Final answer:
Designing a low noise transresistance amplifier with filtering for a photoplethysmogram system involves a transresistance stage, RC filter, and gain stage. Component values and opamp selection are based on noise performance and the desired frequency range of 0.1–15 Hz. The circuit amplifies and filters the photodiode signal while maintaining fidelity for ADC conversion.
Step-by-step explanation:
The design of a low noise transresistance amplifier for a photoplethysmogram system involves using an operational amplifier (opamp) to convert the current signal from the photodiode (ranging from 100pA to 10nA) into a voltage signal. To achieve the required signal frequency range of 0.1–15 Hz and maintain a voltage level of approximately 1Vpp for the subsequent analog-to-digital converter (ADC) stage, careful component selection and circuit design are necessary. A feedback resistor in the transresistance amplifier sets the gain to convert the current to a voltage level suitable for the ADC. The amplifier should then be followed by an RC filter to remove noise outside the 0.1–15 Hz range, ensuring signal integrity.
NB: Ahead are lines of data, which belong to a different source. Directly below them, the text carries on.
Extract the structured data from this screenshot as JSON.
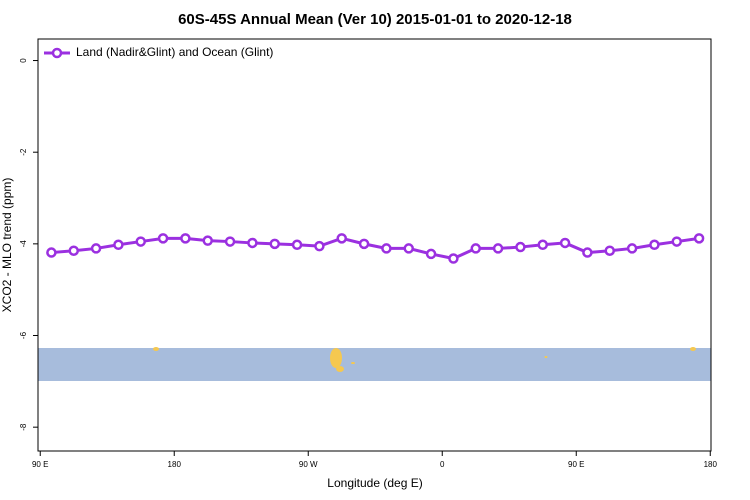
{
  "chart_data": {
    "type": "line",
    "title": "60S-45S Annual Mean (Ver 10)   2015-01-01 to 2020-12-18",
    "x_label": "Longitude (deg E)",
    "y_label": "XCO2 - MLO trend (ppm)",
    "x": [
      97.5,
      112.5,
      127.5,
      142.5,
      157.5,
      172.5,
      187.5,
      202.5,
      217.5,
      232.5,
      247.5,
      262.5,
      277.5,
      292.5,
      307.5,
      322.5,
      337.5,
      352.5,
      367.5,
      382.5,
      397.5,
      412.5,
      427.5,
      442.5,
      457.5,
      472.5,
      487.5,
      502.5,
      517.5,
      532.5
    ],
    "series": [
      {
        "name": "Land (Nadir&Glint) and Ocean (Glint)",
        "color": "#9b30e0",
        "values": [
          -4.19,
          -4.15,
          -4.1,
          -4.02,
          -3.95,
          -3.88,
          -3.88,
          -3.93,
          -3.95,
          -3.98,
          -4.0,
          -4.02,
          -4.05,
          -3.88,
          -4.0,
          -4.1,
          -4.1,
          -4.22,
          -4.32,
          -4.1,
          -4.1,
          -4.07,
          -4.02,
          -3.98,
          -4.19,
          -4.15,
          -4.1,
          -4.02,
          -3.95,
          -3.88
        ]
      }
    ],
    "xlim": [
      88.5,
      540.5
    ],
    "xticks": [
      {
        "value": 90,
        "label": "90 E"
      },
      180,
      {
        "value": 270,
        "label": "90 W"
      },
      {
        "value": 360,
        "label": "0"
      },
      {
        "value": 450,
        "label": "90 E"
      },
      {
        "value": 540,
        "label": "180"
      }
    ],
    "ylim": [
      -8.52,
      0.47
    ],
    "yticks": [
      0,
      -2,
      -4,
      -6,
      -8
    ],
    "legend": "top-left"
  }
}
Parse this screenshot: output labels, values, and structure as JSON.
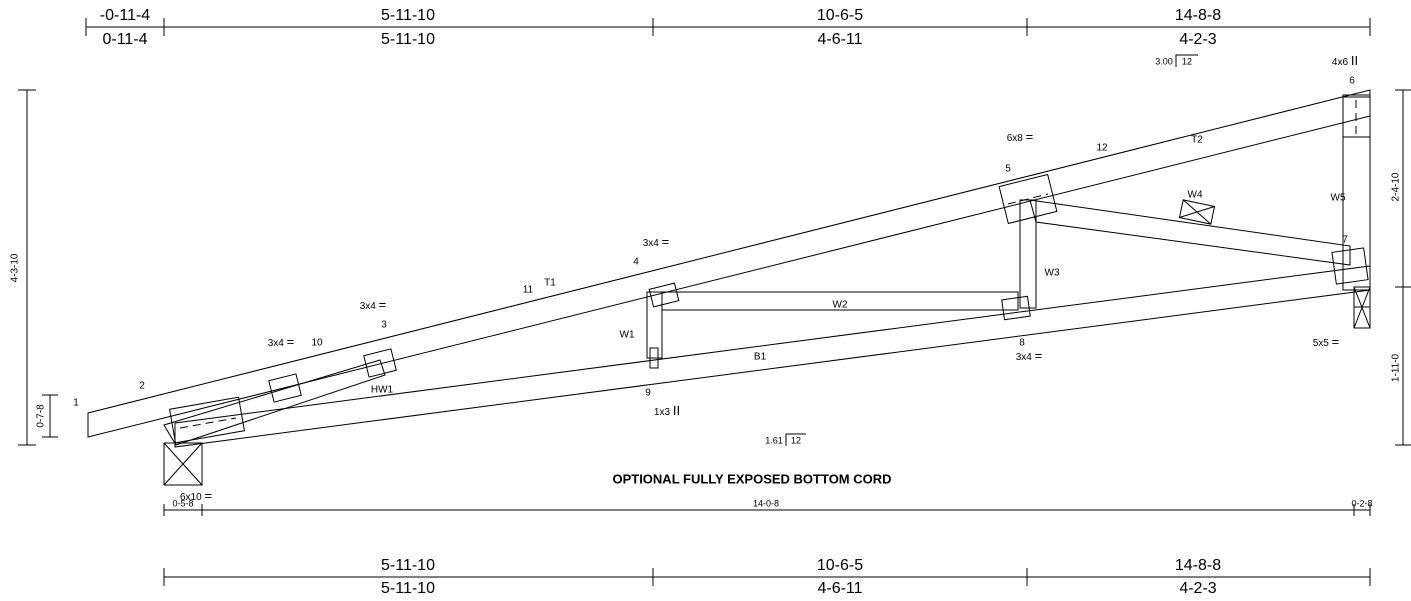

Lastly, an additional gain stage further amplifies the signal to the required voltage level.
Real component values would be chosen based on the desired signal bandwidth and noise characteristics of the opamps in use. Opamps with low input bias current and low noise characteristics are preferable, especially for handling the small currents from the photodiode. Power supply voltages would typically be within the range of ±15V. Each stage of the circuit must be designed to minimize the introduction of additional noise and maintain signal fidelity.
It is also important to ensure that the amplifiers have appropriate bandwidth and slew rate to handle the frequency range of interest without distortion. This is essential to maintain the fidelity of the signal throughout the amplification and filtering process.